ルミナとも話す。でも、ルミナとの話は、いつもルミナのことか僕のことだった。シエルとの話は、関係のないことが多かった。本の話、空の色の話、季節の話。そういう話が、久しぶりだった。
気づいたら、一時間以上経っていた。
『眠くなってきた』と打った。
『よかったです』シエルが返した。
『シエルのおかげ』
『そんなことないです』
『あると思う』
少し間があった。
『……そうですか』シエルが返した。『なら、よかったです』
『おやすみ、シエル』
『おやすみなさい、アイルさん』シエルが返した。それから、もう一言来た。『ゆっくり休んでください』
スマートフォンを置いた。
目を閉じた。
シエルの声を、頭の中で思った。文字だったが、声が聞こえるような気がした。
ゆっくり休んでください。
その言葉を持ったまま、眠れた。
久しぶりに、すぐに眠れた。
翌朝、ルミナが起きた。
いつも通り、僕を見て、ほっとした顔をした。
「おはよう」
「おはよう」
「よく眠れた?」
「うん」
「なんか、昨日より顔色いいね」ルミナが少し首を傾げた。「何かあった?」
「何もない」
嘘ではなかった。何かがあったわけではなかった。
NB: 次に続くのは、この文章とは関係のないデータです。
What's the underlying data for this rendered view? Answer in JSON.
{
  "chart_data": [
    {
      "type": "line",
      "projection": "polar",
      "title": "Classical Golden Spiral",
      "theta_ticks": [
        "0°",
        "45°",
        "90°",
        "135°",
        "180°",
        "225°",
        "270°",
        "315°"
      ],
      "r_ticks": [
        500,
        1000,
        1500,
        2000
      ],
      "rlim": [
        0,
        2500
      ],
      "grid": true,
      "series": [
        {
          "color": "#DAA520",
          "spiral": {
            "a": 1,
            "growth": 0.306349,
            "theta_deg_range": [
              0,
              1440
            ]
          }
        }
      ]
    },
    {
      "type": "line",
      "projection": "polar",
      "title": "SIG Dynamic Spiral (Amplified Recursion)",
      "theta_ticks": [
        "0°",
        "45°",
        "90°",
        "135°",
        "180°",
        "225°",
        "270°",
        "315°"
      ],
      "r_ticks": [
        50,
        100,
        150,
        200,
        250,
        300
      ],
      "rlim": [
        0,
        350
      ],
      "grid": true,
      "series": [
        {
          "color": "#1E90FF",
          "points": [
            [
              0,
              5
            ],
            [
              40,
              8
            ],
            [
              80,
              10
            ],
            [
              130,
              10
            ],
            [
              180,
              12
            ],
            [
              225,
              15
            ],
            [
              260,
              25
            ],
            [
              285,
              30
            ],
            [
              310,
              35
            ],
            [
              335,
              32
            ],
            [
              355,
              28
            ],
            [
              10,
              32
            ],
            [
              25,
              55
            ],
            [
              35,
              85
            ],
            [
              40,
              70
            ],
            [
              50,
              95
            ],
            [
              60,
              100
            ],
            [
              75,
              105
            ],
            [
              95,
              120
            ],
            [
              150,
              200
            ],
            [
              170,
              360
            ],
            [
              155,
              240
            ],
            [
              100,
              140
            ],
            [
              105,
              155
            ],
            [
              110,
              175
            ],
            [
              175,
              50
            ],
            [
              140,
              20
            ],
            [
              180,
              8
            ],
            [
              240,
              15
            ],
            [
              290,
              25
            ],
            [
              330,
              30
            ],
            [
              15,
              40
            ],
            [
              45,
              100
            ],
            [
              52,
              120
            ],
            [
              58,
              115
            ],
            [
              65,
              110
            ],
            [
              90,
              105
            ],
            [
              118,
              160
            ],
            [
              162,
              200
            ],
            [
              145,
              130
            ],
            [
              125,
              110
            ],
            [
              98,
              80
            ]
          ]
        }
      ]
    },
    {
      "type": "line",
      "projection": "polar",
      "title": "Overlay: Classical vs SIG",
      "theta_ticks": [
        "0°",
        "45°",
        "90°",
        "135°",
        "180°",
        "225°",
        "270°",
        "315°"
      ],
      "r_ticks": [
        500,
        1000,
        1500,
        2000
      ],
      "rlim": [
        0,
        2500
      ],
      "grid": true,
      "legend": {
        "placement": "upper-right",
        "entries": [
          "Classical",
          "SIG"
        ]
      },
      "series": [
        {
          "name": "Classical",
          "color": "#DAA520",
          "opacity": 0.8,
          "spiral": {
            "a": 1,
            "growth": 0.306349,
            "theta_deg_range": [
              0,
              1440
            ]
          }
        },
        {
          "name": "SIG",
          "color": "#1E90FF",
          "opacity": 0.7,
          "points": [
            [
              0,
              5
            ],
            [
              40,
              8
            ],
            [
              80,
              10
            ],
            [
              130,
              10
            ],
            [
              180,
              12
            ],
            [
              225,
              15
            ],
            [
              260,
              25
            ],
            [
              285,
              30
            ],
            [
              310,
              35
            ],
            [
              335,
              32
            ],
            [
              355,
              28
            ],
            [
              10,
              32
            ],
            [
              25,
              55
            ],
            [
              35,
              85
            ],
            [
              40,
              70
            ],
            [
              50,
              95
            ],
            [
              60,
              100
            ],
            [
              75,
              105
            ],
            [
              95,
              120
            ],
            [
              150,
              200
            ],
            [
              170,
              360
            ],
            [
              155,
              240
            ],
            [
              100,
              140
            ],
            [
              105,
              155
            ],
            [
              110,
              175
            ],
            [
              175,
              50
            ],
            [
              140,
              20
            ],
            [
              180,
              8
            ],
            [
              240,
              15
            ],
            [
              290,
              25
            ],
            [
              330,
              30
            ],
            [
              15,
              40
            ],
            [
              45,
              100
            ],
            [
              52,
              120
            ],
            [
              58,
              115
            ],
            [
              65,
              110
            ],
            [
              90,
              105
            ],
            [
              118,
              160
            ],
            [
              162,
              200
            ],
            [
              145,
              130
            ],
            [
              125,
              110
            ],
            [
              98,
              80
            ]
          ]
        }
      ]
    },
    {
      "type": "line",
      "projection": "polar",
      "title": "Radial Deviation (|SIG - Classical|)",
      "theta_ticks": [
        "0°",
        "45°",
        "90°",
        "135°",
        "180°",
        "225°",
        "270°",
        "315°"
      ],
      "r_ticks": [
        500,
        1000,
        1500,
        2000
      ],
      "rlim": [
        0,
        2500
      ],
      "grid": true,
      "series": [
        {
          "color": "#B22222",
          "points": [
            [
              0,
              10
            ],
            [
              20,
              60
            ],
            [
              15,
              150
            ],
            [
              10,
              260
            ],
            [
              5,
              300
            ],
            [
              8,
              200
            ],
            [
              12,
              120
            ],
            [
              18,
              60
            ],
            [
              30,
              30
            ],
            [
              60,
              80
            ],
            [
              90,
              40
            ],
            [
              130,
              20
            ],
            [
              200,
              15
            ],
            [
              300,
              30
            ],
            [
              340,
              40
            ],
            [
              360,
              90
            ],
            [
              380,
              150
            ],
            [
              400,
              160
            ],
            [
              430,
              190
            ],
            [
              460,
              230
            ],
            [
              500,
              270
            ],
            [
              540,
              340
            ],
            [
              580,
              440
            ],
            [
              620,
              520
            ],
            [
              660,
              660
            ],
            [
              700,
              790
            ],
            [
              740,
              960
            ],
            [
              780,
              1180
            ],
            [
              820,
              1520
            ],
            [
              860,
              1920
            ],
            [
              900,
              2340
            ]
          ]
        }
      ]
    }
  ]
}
ただ、シエルと話して、眠れた。それだけだった。
ルミナが「そっか」と言って、伸びをした。
僕は窓の外を見た。
冬の朝の光が、部屋に入ってきていた。
年が変わるまで、あと少しだった。
今年が終わる前に、何か変わるだろうか。
変わらないかもしれない、と思った。でも、昨夜シエルと話したことが、どこかに残っていた。
どちらも本当のこと、とシエルは言った。
その言葉が、今朝も、まだ胸の中にあった。